Laughing My Way to the Mosque: July 9 at 8:00 p.m. at SFU Woodwards.
4. Passages: An unplugged evening of Jazz, poetry and stories of the Komagata Maru.
The Neelamjit Dhillon Quartet brings together four dynamic musicians playing the saxophone, flute, tabla, piano, bass, and drums. Together they tell the tale of the Komagata Maru through classical Indian and jazz forms. Joining them are renowned Canadian poets Phinder Dulai, Renee Saklikar, and Priscila Uppal talking about memory and remembrance. Accompanying them will be projections of historical photographs and art by renowned Indian graphic novelist Orijit Sen.

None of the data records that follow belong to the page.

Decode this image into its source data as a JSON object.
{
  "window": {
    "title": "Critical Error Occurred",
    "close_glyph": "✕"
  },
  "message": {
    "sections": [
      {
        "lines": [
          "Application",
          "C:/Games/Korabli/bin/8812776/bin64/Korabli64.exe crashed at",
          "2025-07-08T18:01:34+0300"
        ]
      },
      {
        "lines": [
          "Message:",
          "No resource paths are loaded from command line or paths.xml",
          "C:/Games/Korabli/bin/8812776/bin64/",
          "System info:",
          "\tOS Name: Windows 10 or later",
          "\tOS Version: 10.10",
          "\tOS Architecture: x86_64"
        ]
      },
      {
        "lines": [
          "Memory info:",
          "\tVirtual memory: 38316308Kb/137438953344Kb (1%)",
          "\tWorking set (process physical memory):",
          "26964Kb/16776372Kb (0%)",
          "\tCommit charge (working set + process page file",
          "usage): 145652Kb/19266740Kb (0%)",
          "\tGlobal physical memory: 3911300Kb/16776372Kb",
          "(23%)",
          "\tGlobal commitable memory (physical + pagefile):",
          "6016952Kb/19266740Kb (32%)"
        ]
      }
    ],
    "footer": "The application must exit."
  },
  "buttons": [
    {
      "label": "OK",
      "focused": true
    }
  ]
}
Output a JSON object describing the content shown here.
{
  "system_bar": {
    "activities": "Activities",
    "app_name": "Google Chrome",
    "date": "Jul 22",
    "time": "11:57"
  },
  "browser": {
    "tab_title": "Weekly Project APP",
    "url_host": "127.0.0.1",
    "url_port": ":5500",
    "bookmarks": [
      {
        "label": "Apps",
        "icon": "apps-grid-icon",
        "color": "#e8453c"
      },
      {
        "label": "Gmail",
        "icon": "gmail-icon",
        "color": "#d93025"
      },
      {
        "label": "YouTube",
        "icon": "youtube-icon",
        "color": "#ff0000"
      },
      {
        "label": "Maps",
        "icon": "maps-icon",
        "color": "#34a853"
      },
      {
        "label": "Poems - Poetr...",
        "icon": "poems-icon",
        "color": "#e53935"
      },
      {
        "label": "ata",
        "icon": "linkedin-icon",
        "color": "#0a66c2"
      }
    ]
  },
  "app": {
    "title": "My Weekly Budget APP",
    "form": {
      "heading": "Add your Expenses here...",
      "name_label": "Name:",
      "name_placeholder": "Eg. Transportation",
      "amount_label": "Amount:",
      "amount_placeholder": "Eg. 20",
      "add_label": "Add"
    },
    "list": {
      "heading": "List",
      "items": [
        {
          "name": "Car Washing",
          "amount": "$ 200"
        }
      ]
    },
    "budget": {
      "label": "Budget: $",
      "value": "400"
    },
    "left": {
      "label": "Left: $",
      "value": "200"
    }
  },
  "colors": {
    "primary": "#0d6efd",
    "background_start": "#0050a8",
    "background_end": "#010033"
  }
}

Come early to view the Museum of Vancouver's current exhibit, Unmoored: Vancouver's Voyage of the Komagata Maru, and stay after for wine, snacks, and conversation.
Passages: July 6 at 6:00 p.m. at Museum of Vancouver.
5. 100 Ways to Kiss the Ground: A Sufi Concert
If Rumi is one of the best loved and most widely read poets in North America, then that is largely due to the efforts of American poet and interpreter Coleman Barks. In a rare Vancouver appearance, Barks leads the audience on a journey through the life and works of Rumi. His recitations will be accompanied, as Sufi poetry often was and is, with music by Iranian musician Hossein Behroozinia on barbat and Mohamed Assani on sitar.
100 Ways to Kiss the Ground: 8:00 p.m. at St. Andrew's-Wesley Church.